You could even handle some sort of interactive features usig chart events as I’ve described in a number of posts.
David Gerbino says
Jon,
call me dense but….
– What is the purpose of this ranking/charting exercise?
– What insite will one get from charts of the top ten sales of 14 products by week?
– Are any products related?
– For example, Does a sale of Product A lead to sales of Product B?
I know you were asked to do this but I can not see the value in it.
If I had all this sales data, I know I would like to know what is the ratio of sales to new customers vs existing customers and a whole bunch of other metrics but without knowing the business need of this data I find it difficult to think of visual means to display the data.
@dmgerbino
Jon Peltier says
David –
I think the purpose that was originally put forth was to do something a manager asked for; making a manager happy has some value, not necessarily business value. I did come up with a methodology, but then dismissed it as confusing and unenlightening.

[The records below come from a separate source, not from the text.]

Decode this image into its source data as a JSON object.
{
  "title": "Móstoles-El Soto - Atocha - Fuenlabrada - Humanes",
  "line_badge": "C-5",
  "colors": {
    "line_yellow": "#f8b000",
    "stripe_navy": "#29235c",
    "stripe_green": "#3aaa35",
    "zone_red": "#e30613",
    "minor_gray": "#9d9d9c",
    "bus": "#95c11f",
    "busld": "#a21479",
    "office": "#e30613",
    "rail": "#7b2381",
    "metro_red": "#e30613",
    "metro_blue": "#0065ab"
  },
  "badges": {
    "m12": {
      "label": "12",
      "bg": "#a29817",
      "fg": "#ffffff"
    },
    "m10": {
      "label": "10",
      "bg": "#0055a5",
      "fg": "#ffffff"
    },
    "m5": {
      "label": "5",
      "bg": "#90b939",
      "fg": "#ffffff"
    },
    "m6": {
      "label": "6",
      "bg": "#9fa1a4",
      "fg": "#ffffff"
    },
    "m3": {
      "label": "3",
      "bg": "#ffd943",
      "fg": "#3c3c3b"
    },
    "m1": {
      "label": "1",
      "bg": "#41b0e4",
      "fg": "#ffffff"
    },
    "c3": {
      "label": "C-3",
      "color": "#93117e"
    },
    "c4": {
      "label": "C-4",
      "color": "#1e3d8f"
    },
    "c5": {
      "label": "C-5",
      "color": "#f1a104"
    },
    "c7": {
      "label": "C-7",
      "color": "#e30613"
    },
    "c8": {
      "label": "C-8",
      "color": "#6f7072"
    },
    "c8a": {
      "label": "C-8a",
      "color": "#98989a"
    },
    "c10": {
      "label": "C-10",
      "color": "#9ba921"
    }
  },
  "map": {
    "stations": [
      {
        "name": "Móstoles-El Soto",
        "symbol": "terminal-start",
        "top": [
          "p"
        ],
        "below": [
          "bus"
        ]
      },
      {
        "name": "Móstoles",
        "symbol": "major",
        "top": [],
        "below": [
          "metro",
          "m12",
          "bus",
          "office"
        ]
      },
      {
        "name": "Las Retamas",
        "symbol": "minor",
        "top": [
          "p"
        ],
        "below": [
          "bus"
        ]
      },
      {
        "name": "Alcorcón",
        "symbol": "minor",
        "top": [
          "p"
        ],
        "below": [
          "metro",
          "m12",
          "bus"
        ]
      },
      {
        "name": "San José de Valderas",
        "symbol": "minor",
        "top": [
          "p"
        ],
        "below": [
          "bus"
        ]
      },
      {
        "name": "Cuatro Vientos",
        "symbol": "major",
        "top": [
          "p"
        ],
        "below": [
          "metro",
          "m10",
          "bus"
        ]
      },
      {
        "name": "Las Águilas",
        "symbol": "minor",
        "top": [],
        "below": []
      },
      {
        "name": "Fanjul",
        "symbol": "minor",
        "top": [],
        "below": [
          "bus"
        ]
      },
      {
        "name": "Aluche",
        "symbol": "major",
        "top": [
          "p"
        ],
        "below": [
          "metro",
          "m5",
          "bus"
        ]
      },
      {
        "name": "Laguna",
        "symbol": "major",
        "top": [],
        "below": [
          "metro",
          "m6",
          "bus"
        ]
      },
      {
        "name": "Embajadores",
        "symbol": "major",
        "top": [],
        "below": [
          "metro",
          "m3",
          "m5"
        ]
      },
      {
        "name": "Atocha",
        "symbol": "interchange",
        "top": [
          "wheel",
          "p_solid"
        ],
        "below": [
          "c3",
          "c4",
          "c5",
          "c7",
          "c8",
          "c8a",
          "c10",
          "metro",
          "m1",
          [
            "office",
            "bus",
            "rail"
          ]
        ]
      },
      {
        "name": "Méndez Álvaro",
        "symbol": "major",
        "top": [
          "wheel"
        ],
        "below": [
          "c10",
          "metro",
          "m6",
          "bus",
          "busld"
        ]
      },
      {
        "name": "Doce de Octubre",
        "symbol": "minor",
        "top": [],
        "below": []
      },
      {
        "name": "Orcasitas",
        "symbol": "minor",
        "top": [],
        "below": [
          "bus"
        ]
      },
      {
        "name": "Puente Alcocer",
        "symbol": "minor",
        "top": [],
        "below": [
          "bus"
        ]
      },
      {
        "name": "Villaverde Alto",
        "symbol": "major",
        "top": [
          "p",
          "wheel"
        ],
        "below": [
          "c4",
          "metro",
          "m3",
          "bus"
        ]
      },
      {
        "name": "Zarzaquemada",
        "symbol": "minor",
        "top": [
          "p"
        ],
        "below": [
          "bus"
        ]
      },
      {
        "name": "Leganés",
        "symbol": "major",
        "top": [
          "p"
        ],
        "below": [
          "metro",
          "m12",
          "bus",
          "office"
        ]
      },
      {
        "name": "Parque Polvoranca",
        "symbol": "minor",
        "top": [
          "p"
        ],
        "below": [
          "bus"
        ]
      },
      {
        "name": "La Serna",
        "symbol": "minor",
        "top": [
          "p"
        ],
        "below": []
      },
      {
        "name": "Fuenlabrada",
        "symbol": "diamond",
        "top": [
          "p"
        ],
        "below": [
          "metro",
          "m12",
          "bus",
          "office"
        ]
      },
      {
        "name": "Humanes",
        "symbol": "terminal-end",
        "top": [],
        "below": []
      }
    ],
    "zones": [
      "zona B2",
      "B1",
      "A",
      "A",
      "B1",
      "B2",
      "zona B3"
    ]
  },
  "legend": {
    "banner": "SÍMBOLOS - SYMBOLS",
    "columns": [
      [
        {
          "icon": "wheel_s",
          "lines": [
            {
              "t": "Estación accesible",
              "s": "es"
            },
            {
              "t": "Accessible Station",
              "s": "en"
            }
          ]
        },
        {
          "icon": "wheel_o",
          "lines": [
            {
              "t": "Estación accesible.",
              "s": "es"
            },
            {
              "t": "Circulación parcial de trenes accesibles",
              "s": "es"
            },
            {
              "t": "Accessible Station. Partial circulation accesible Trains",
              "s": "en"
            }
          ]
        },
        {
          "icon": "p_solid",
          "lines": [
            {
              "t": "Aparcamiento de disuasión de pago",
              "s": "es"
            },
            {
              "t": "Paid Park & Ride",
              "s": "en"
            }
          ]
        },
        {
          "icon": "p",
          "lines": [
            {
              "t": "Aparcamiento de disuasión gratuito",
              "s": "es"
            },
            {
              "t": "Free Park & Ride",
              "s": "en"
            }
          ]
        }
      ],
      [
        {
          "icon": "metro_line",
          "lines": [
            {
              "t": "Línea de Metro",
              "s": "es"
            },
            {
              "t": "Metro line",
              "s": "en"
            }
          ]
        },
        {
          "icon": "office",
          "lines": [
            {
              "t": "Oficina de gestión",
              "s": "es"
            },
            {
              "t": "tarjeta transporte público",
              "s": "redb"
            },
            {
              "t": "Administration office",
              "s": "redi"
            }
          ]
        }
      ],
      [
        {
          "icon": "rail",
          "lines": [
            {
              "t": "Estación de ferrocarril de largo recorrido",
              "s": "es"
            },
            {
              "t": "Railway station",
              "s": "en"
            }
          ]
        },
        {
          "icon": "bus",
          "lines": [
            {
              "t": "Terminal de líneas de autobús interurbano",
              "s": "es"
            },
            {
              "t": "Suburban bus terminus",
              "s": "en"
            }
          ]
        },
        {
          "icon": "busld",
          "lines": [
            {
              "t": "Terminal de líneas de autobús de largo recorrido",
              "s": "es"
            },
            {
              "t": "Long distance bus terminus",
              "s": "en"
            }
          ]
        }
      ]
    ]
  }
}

I proposed another method to track sales of all products, so at least one could find trends across the time periods. Sometimes giving your manager something different but better, especially if the manager imagines they helped guide its development, also has value.
I have to admit, since someone emailed me out of left field asking for free advice on how to make the chart their manager wanted, I was more interested in steering them toward something more useful. I was not expecting to turn it into a larger project with more flexible exploration capabilities. This was simply a quick and dirty example of an improved approach.
If there had been more information (and greater interest), including a breakdown of products by type or other factor or details on the sales, etc., I may have been inclined to set up a worksheet to feed a pivot table, to allow grouping, sorting, and other analyses.
David Gerbino says
Jon,
I thought that might be the case, something a manager asked for. I always find it difficult to work on these types of projects.
My favorite example request was trending data over time using pie charts. There was no business value but a boss wanted exactly what he requested and his peers all thought it was good. I do not do that anymore.
Anyway, I was curious about how all this came about. Thanks for the detailed answer.
– Dave
Jon Peltier says
I think I was lucky as a corporate drone, in that my managers would respect the way I displayed information. Looking back, it wasn’t always done well. But it was better than the norm, and it was recognized as such.
In fact, the worst manager I ever had (who repeatedly asked me to define standard deviation, and he had a PhD) appreciated my displays the most.